Virtual Cells: The Moonshot

The ultimate destination is what researchers call the virtual cell - a computational model that simulates cellular behavior from the ground up (Bunne et al., Cell, 2024). Not just static snapshots, but dynamic simulations of how cells respond to drugs, mutations, or environmental changes. If you want to visualize the sheer complexity of these interconnected biological pathways, tools like mapb2.io can help map out the relationships - though even the best mind map would struggle to capture the full chaos of a living cell.

The Fine Print (Because There's Always Fine Print)

The paper is refreshingly honest about the obstacles. Training data is biased toward well-studied organisms and molecules. Biological complexity doesn't scale the way language does - a cell isn't just a longer sentence. Experimental validation is slow and expensive. And the models still hallucinate, which is mildly amusing when ChatGPT invents a fake restaurant, and considerably less amusing when it invents a fake drug interaction.

But the trajectory is clear. We've gone from "can AI predict a protein's shape?" to "can AI simultaneously model DNA regulation, RNA splicing, protein interactions, and cellular responses?" in roughly five years. The language of life has four billion years of content. AI is just starting to learn to read it. The interesting part is what happens when it starts writing back.

References:

  1. Rao VM, Zhang S, Plosky BS, et al. Generalist biological artificial intelligence in modeling the language of life. Nature Biotechnology (2026). DOI: 10.1038/s41587-026-03064-w
  2. Hayes T, Rao R, Akin H, et al. Simulating 500 million years of evolution with a language model. Science (2025). DOI: 10.1126/science.ads0018
  3. Nguyen E, Poli M, Durrant MG, et al.
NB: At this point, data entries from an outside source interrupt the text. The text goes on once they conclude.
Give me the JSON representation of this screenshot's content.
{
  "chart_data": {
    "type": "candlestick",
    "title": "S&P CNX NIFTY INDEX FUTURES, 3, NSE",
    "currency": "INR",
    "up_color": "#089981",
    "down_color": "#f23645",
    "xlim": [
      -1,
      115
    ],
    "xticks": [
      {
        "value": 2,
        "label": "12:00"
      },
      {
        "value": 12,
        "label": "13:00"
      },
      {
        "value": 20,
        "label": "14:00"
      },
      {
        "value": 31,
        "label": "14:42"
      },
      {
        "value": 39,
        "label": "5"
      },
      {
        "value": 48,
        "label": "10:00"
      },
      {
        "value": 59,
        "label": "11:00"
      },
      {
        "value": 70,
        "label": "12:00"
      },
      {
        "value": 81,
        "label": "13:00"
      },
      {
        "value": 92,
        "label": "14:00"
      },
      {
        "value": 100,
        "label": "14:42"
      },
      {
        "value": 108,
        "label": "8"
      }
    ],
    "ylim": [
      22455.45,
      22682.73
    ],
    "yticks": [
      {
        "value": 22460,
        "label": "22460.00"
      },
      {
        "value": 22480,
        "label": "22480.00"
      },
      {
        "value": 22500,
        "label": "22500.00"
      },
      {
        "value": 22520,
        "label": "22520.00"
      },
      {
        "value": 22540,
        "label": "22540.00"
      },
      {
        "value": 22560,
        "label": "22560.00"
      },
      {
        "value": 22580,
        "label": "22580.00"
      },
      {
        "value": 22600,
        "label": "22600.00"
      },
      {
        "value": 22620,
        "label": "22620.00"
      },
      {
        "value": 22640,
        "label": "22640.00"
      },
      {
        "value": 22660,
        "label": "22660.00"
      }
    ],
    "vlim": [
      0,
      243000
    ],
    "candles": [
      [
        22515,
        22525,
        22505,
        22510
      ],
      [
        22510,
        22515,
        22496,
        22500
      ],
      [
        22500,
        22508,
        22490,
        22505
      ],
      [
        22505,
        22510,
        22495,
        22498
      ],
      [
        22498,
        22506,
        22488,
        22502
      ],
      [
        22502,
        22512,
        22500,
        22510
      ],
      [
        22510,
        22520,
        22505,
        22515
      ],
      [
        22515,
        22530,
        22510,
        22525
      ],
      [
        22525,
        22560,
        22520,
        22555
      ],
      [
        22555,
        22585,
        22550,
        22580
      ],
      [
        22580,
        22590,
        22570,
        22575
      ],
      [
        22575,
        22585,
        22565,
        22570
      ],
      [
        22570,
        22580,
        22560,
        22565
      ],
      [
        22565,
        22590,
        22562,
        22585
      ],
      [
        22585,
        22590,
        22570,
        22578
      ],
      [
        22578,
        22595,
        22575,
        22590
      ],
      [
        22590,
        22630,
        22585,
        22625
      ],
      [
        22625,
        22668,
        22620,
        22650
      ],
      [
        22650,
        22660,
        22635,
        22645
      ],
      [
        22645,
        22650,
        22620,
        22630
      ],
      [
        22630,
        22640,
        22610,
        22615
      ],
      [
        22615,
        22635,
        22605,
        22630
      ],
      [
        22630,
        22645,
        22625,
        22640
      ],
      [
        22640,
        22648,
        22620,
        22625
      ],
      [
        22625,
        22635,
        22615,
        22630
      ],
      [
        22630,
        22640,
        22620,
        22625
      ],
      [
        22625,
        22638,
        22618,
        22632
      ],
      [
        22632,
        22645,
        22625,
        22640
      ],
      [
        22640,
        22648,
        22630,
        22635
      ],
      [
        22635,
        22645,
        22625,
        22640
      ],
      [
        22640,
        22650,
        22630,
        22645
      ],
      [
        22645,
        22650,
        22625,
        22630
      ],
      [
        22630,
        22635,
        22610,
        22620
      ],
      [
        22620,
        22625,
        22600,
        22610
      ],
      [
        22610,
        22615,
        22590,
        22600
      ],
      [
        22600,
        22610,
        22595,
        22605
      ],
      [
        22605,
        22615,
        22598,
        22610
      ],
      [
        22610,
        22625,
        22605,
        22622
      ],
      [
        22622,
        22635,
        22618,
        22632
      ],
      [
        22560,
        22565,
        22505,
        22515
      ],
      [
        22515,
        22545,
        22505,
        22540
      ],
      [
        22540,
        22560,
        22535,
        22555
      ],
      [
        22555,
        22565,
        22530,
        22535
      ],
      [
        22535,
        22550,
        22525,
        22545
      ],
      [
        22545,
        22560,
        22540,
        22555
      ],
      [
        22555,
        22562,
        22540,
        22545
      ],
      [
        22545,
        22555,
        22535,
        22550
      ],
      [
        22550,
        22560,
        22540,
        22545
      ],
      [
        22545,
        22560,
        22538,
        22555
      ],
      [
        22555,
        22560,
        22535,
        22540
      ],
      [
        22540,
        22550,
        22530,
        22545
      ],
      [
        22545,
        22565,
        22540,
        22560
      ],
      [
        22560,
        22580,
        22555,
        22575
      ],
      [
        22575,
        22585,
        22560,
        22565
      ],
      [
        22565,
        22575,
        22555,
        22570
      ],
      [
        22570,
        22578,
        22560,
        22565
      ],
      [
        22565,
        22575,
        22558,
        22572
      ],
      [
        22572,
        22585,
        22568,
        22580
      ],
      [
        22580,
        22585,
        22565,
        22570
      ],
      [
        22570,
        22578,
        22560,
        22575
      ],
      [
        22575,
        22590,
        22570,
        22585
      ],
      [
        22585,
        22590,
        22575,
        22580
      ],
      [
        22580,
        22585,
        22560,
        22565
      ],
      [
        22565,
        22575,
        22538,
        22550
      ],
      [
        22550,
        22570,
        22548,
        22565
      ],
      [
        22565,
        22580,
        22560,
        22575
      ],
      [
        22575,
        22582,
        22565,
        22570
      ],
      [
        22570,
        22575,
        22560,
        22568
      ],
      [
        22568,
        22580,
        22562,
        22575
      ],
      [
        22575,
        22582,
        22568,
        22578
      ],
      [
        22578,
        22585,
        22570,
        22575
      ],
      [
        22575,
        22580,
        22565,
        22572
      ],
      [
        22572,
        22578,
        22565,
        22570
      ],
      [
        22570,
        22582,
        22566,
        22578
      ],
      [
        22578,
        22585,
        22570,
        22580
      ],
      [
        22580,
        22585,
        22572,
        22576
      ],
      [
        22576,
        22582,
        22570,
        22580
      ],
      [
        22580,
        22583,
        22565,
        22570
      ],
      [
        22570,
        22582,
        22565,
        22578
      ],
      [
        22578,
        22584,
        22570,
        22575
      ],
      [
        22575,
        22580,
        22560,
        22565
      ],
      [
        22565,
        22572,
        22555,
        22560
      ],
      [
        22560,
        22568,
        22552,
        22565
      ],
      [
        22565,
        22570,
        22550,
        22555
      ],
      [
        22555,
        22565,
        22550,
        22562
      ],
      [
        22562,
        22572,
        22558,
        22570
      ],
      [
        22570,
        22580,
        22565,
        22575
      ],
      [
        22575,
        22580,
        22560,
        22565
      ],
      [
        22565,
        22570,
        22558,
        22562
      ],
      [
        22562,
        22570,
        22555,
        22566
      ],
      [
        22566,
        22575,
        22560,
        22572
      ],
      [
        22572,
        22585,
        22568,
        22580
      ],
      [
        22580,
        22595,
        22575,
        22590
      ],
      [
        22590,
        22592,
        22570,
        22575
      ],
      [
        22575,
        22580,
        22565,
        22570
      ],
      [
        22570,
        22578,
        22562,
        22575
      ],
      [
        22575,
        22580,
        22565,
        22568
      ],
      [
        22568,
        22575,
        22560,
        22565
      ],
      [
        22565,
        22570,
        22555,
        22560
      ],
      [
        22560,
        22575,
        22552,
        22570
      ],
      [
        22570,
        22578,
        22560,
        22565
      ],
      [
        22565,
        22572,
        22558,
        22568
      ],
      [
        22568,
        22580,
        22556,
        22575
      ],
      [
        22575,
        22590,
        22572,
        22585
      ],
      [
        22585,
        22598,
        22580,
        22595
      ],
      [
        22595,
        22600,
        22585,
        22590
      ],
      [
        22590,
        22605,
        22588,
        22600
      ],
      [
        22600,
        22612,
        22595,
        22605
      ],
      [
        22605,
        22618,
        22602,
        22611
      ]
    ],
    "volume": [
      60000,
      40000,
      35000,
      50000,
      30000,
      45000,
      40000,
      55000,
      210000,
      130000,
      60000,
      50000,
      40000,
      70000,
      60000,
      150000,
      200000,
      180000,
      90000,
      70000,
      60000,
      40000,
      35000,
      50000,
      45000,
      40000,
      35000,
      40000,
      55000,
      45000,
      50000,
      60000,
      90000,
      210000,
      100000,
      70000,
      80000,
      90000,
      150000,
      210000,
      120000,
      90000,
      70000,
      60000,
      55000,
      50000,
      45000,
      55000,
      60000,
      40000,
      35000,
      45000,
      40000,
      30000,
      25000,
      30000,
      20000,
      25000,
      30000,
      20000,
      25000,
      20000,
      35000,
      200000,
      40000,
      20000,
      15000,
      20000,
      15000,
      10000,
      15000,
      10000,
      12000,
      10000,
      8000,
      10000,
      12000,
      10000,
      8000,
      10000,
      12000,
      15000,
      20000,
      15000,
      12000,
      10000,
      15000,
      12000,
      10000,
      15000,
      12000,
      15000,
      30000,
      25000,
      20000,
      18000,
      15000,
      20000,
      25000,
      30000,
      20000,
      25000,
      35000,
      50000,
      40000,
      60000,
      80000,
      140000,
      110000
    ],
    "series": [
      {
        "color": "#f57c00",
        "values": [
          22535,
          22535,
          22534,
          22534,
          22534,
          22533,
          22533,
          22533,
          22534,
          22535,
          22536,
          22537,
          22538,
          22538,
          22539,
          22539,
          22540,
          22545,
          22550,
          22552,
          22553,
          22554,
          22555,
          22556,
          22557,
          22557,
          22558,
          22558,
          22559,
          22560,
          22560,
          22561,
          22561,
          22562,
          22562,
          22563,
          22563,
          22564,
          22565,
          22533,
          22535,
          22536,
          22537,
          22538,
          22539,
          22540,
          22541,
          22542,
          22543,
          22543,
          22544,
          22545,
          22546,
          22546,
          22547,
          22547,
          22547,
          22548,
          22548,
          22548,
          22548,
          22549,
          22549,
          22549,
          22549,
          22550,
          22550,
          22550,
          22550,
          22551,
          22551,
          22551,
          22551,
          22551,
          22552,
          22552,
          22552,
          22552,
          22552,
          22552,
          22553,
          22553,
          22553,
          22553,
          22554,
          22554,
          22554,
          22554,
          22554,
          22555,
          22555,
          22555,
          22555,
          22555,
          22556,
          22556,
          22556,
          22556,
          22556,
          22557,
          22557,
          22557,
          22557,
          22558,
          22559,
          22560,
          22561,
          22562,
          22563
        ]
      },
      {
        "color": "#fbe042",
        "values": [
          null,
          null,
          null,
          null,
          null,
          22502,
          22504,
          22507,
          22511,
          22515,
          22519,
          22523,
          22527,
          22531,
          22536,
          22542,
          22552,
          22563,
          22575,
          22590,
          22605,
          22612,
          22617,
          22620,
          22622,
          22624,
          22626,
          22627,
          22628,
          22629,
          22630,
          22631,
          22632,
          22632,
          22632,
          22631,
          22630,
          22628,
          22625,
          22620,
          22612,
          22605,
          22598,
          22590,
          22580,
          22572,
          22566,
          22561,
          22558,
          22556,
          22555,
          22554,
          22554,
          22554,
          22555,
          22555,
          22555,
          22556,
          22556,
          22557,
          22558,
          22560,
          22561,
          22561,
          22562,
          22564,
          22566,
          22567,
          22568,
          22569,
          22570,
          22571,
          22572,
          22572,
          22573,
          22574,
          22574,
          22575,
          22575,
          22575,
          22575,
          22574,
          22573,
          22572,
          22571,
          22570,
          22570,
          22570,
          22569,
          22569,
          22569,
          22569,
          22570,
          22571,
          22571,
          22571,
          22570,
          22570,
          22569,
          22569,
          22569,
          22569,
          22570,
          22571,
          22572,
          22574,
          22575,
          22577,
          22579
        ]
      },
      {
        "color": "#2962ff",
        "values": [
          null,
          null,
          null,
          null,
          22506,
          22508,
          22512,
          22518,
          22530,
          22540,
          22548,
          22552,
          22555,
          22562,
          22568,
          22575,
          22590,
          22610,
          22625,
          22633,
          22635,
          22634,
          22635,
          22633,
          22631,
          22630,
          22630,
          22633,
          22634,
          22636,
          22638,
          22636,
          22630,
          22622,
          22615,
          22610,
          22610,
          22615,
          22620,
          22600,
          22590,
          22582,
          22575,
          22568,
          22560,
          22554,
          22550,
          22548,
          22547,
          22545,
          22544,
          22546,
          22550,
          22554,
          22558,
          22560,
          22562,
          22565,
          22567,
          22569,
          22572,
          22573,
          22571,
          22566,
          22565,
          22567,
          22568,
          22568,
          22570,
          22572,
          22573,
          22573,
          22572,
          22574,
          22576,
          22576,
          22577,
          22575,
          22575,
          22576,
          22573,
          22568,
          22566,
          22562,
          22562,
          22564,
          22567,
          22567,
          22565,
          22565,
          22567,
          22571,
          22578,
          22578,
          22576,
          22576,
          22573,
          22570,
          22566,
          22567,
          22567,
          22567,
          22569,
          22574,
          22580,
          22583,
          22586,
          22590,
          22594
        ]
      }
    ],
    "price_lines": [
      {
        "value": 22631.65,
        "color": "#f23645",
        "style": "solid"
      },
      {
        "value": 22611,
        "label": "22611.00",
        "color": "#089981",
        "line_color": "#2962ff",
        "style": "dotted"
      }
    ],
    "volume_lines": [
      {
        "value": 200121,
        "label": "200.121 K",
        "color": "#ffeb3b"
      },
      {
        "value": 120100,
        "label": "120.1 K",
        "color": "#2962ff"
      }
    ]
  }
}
Genome modeling and design across all domains of life with Evo 2. Nature (2026). bioRxiv: 2025.02.18.638918
  4. Abramson J, Adler J, Dunbar J, et al. Accurate structure prediction of biomolecular interactions with AlphaFold 3. Nature 630, 493-500 (2024). DOI: 10.1038/s41586-024-07487-w
  5. Bunne C, Rosen Y, Hartman A, et al. How to build the virtual cell with artificial intelligence: Priorities and opportunities. Cell 187(25), 7045-7063 (2024). DOI: 10.1016/j.cell.2024.11.015

Disclaimer: This blog post is a simplified summary of published research for educational purposes. The accompanying illustration is artistic and does not depict actual model architectures, data, or experimental results. Always refer to the original paper for technical details.